In medieval times, most Europeans adopted the Roman taste for a good time by electing a Lord of Misrule, or King of Fools. This harlequin king went by many names: King of the Bean in England, the Abbot of Unreason in Scotland, the Abbe de la Malgouveme in France. All had the power to call people to disorder. Cross dressing, bawdy songs, drinking to excess, and gambling on the church altar were only a few of the wanton acts reported.
In some places the Festival of the Ass was commemorated. A young girl with babe in arms entered a church riding an ass or donkey. During the mock services, prayer responses that would have normally included an 'amen' were substituted by a hearty 'hee-haw'.
Saturnalia took place from December 17 to December 23, with some variation in different periods of Roman history. There never was a standardized date for the medieval celebrations. Even Boxing Day carries a ghost of the old carnivals, or so I gathered from one of the later, lamer episodes of M*A*S*H. But as the Catholic Encyclopedia notes, the festivities tended to take place "on or about the feast of the Circumcision"—that is, January 1. Its most famous American descendant, the Mummers Parade in Philadelphia, takes place on that same day, and so it is today that we'll mark it on this blog.
Scholars still debate whether the carnivals served as a safety valve, and thus ultimately undergirded the social hierarchy, or if they were something more revolutionary—in Bakhtin's words, a liberatory "second world and a second life outside officialdom." The two positions are not mutually exclusive, and I doubt that there's a single answer to the question. I should note, though, that the Church eventually cracked down on the celebrations.

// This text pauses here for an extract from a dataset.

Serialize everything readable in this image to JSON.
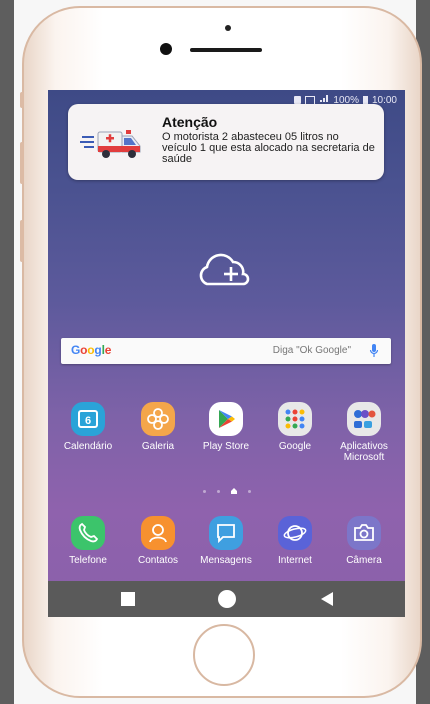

Clearly, not everyone in the establishment felt that order was being reinforced.
I'll close with two quotes from James Frazer's The Golden Bough. One describes life during Saturnalia, when
masters actually changed places with their slaves and waited on them at table; and not till the serf had done eating and drinking was the board cleared and dinner set for his master. So far was this inversion of ranks carried, that each household became for a time a mimic republic in which the high offices of state were discharged by the slaves, who gave their orders and laid down the law as if they were indeed invested with all the dignity of the consulship, the praetorship, and the bench. Like the pale reflection of power thus accorded to bondsmen at the Saturnalia was the mock kingship for which freemen cast lots at the same season. The person on whom the lot fell enjoyed the title of king, and issued commands of a playful and ludicrous nature to his temporary subjects. One of them he might order to mix the wine, another to drink, another to sing, another to dance, another to speak in his own dispraise, another to carry a flute-girl on his back round the house.

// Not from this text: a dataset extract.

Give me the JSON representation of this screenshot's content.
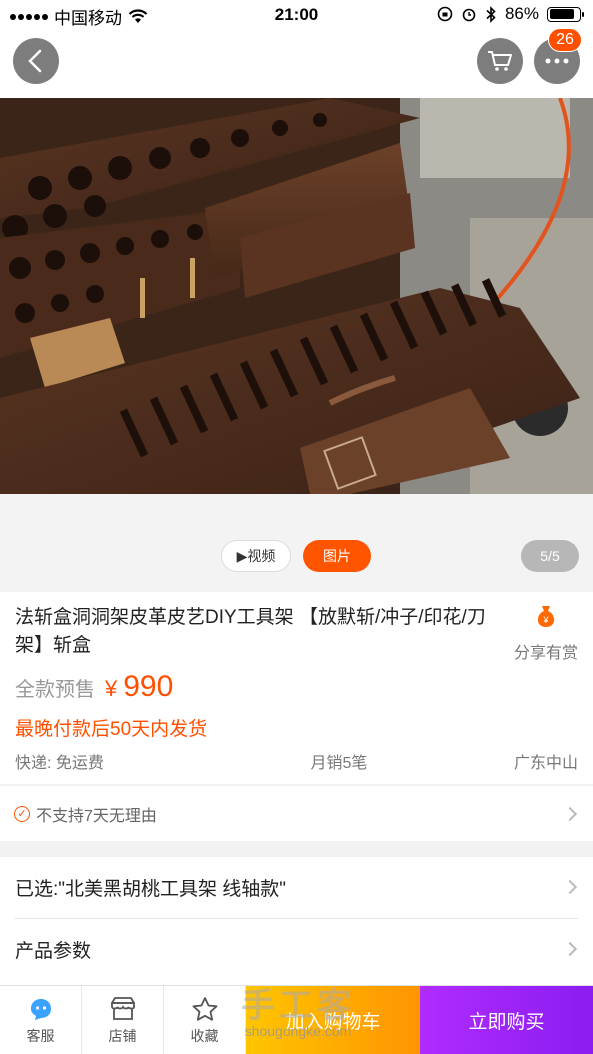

The other recounts a rather forceful restoration of the ancien regime:
Roman soldiers at Durostorum in Lower Moesia celebrated the Saturnalia year by year in the following manner. Thirty days before the festival they chose by lot from amongst themselves a young and handsome man, who was then clothed in royal attire to resemble Saturn. Thus arrayed and attended by a multitude of soldiers he went about in public with full license to indulge his passions and to taste of every pleasure, however base and shameful. But if his reign was merry, it was short and ended tragically; for when the thirty days were up and the festival of Saturn had come, he cut his own throat on the altar of the god whom he personated.
And so the world is turned rightside-up again. Enjoy your holiday. You'll be back at work tomorrow.